So why are prices so high? In many communities, the answer is straightforward: There is no longer meaningful competition in health care markets.

Across the country, many health care markets have consolidated into a handful of dominant firms. In Massachusetts, two systems — Mass General Brigham and Beth Israel Lahey Health — control a large proportion of inpatient beds, and the trend extends far beyond hospitals. Insurers are consolidating into a small number of dominant firms. Private equity firms are acquiring physician practices, and large corporations are housing insurers, pharmacies, and clinics under one roof. Both vertical (combining entities that provide different types of services such as insurers and hospitals) and horizontal (combining organizations with similar services) consolidation has become a defining feature of the US health care system. While these arrangements can theoretically deliver efficiency, they often lead to fewer choices and higher prices — costs that ultimately fall on patients.

How concentrated is the hospital market near you?

This is a map of the 3,436 hospital service areas across the United States. An HSA is a local health care market where residents get most of their hospital care. The colors indicate if a hospital market is not concentrated (competitive), moderately concentrated, or highly concentrated (noncompetitive).

The data was calculated using the 2024 American Hospital Association Annual Survey, which provides hospital to 10,000 (monopoly). An HHI below 1,000 indicates a not concentrated hospital market, 1,000-1,800 is a moderately concentrated one, and above 1,800 is a highly concentrated one.CREDIT: Information Futures Lab/Brown University DATA SOURCES: Dartmouth Atlas of Healthcare, American Hospital Association/Credit: Information Futures Lab/Brown University DATA SOURCES: Healthcare Quality and Outcomes Lab, Harvard T.H Chan School and Center for Health System Sustainability, Brown University School of Public Health

As competition erodes and prices rise, those costs are passed on to patients through higher premiums and out-of-pocket spending. In 2025, the typical American family of four was projected to pay close to $35,000 for health care — often reflecting the high price of care in markets with not enough competition.

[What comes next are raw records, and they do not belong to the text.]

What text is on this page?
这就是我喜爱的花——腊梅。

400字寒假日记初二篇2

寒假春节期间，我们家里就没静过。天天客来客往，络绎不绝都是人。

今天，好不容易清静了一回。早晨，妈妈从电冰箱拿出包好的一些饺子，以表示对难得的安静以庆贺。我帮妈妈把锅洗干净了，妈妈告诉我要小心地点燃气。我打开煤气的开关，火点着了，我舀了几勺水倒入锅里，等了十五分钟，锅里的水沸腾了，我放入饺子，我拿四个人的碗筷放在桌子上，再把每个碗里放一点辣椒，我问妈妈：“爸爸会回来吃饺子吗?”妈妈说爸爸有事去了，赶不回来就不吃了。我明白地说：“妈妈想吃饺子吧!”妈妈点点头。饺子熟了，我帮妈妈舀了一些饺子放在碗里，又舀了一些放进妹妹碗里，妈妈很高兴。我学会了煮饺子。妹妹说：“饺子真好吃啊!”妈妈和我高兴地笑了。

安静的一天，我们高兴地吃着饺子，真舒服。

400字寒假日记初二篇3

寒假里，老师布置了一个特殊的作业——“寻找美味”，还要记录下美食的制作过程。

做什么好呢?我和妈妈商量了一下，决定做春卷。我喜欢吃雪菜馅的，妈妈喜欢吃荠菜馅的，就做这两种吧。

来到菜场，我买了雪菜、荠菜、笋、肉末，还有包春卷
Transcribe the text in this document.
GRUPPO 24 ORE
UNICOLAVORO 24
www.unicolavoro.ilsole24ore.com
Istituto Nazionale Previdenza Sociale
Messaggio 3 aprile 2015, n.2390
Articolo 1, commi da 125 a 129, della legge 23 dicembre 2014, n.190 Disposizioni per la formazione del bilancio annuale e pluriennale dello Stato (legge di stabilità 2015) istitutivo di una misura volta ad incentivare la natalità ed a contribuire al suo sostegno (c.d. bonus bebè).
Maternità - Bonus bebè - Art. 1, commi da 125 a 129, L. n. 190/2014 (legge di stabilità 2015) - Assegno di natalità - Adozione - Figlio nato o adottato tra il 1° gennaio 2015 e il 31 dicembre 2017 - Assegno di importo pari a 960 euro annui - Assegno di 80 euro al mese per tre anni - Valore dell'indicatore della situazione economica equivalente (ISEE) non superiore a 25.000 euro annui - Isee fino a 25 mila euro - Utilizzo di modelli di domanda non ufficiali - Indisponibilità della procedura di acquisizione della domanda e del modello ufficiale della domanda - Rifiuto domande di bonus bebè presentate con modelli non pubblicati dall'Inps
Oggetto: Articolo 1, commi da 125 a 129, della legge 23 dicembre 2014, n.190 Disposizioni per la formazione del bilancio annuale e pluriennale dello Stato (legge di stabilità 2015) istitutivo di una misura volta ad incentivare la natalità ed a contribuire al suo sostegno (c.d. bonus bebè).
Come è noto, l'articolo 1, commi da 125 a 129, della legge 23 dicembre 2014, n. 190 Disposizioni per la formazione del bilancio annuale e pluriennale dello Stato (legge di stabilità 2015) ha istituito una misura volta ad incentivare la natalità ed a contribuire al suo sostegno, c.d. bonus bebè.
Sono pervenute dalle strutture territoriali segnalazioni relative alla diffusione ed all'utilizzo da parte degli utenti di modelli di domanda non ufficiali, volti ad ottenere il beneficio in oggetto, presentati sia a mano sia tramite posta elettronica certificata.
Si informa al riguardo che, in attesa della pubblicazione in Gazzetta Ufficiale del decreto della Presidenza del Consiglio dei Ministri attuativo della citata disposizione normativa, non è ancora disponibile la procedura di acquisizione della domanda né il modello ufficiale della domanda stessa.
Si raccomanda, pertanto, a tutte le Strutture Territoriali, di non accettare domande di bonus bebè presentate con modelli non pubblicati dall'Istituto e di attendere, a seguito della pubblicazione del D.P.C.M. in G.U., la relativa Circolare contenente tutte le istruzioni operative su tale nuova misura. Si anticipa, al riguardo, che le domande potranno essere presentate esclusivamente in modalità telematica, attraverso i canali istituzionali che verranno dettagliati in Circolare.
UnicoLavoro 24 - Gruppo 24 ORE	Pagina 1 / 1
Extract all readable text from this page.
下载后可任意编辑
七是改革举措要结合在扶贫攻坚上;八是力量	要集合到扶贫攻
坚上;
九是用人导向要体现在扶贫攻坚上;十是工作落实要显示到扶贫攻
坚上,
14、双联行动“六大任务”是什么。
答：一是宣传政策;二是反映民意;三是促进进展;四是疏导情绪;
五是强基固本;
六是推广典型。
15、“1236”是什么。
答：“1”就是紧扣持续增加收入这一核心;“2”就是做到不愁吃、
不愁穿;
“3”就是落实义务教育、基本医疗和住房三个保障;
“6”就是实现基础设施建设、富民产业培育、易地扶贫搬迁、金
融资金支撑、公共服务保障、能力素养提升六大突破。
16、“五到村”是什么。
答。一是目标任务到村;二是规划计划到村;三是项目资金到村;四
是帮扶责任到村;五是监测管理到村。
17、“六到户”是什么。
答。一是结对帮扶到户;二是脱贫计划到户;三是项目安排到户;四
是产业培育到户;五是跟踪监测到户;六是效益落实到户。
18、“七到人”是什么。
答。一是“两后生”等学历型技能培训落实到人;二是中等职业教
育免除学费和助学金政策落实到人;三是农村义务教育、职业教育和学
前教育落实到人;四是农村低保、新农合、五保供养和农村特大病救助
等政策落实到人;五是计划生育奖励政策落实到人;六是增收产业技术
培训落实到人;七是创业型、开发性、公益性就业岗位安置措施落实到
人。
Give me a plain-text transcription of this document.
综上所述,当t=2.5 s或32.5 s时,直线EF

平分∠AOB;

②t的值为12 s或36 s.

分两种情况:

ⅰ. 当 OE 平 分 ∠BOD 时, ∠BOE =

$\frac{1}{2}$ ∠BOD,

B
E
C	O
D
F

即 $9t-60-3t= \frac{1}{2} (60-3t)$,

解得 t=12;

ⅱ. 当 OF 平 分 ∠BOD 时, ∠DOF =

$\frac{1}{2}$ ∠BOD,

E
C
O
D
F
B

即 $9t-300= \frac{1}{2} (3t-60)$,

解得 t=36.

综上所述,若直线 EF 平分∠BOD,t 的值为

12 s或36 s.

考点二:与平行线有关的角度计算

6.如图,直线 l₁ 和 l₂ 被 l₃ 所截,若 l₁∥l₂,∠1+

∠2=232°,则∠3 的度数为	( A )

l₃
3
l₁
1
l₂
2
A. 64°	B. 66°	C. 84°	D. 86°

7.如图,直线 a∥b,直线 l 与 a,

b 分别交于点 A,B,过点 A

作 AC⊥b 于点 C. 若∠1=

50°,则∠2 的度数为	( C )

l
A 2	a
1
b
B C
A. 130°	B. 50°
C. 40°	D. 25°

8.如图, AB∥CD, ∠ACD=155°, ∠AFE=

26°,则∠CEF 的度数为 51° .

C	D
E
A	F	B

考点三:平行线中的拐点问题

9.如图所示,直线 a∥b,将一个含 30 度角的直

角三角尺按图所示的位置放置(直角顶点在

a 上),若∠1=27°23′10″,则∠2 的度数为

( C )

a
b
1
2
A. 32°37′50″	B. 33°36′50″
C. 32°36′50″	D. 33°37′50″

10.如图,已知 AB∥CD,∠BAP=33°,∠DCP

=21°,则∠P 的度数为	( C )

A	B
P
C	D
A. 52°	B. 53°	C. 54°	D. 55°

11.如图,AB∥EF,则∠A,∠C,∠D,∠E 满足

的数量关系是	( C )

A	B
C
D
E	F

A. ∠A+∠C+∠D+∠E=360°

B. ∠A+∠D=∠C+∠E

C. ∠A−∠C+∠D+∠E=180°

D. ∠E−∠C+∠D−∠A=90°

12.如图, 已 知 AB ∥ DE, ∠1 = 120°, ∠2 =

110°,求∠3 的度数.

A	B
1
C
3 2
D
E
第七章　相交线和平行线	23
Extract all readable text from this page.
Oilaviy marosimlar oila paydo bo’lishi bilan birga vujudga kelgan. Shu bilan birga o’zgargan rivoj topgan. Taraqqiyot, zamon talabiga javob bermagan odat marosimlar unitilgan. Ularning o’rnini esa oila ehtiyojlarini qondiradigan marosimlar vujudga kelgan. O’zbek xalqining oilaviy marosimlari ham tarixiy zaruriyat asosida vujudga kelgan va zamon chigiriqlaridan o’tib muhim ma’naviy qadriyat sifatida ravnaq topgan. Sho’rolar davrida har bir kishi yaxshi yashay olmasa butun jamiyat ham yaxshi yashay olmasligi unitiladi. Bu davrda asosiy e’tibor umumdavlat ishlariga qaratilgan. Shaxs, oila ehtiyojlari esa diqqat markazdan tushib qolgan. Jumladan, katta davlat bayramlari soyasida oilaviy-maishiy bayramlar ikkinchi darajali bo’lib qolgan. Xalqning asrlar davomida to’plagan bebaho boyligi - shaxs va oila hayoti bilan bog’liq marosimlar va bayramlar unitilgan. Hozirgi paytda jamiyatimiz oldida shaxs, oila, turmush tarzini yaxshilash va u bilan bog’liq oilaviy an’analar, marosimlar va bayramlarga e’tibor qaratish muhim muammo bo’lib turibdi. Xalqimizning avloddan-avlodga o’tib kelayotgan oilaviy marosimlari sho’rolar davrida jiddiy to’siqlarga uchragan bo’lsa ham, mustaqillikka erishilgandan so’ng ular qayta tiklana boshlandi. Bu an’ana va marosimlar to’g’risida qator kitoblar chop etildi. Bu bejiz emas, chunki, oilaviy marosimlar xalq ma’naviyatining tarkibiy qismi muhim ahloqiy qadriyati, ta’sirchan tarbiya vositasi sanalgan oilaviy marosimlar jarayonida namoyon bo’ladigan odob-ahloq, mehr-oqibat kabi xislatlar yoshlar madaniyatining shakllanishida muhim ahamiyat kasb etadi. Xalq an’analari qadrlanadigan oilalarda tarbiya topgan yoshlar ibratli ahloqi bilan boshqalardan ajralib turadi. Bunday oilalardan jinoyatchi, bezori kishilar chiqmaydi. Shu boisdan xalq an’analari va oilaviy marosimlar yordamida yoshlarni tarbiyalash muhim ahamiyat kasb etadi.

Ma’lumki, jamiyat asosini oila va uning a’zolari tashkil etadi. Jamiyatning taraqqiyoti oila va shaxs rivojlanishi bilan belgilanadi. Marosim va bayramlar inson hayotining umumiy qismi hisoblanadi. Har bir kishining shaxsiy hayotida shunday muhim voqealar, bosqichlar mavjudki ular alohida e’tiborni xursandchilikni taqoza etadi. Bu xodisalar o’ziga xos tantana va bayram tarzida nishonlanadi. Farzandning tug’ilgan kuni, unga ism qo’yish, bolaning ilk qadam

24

To be clear, not every merger is harmful. In some cases, consolidation can lead to better care coordination, fewer unnecessary services, and lower administrative costs. But in other cases, mergers that promise “integration” end up delivering higher prices, fewer choices for patients, and potentially even lower quality of care. If health systems seek the benefits of consolidation, these health systems should be able to demonstrate with clear evidence that the merger will actually improve quality or reduce costs.

This situation reflects a series of policy choices that allowed health care markets to consolidate with little resistance. For years, antitrust enforcement in health care was weak, and regulators often treated nonprofit hospitals as “mission-driven” institutions exempt from normal market scrutiny. Policy makers, believing that larger systems would deliver better care at lower cost, encouraged consolidation. Too often, they were wrong — and prices rose instead.

Insurance markets followed a similar path. Lax oversight allowed insurers to grow larger without becoming better or more innovative, making it harder for new plans or alternative insurance designs to compete, ultimately leaving consumers with fewer choices. Some have argued that large insurers are needed to counterbalance large health systems. But that is not always the case. Two monopolies do not automatically create competition; they can instead entrench market positions.

If policy makers are serious about controlling health care spending, confronting high prices that are driven by a lack of competition must be a priority.

First, prior to major health care merger approvals, regulators should consistently demand comprehensive data analysis on the impact of the merger on prices, quality, and access. Too often these days the approvals are based on general financial projections or vague promises of integration.

Second, antitrust enforcement must go beyond reviewing new deals. In markets that are already highly concentrated, regulators should be willing to challenge past mergers that have demonstrably harmed consumers.

Third, where markets have become effectively monopolistic, policy makers should consider structural remedies, including divestitures or, when necessary, breaking up dominant systems to restore competition. Preventing consolidation would have been preferable, but in many cases that opportunity has passed.

Finally, nonprofit status should not confer special treatment from scrutiny around marketplace competition. Hospitals and insurers that behave like profit-maximizing firms should face a much higher bar for demonstrating community benefit, fair pricing, and transparency. Organizations that no longer meet that standard should not retain special protections.

Defenders of consolidation argue that scale is essential for stability. Some scale can help — but many health systems are well beyond that point. As experts have often noted, economies of scale can quickly turn into bureaucracy that dampen innovation and efficiency. Competition remains the most reliable engine for improving quality and controlling costs, and restoring it in health care is not about ideology. It is about fixing markets when they no longer work, giving people more choices, and easing the unsustainable burden that high health care prices continue to place on American families.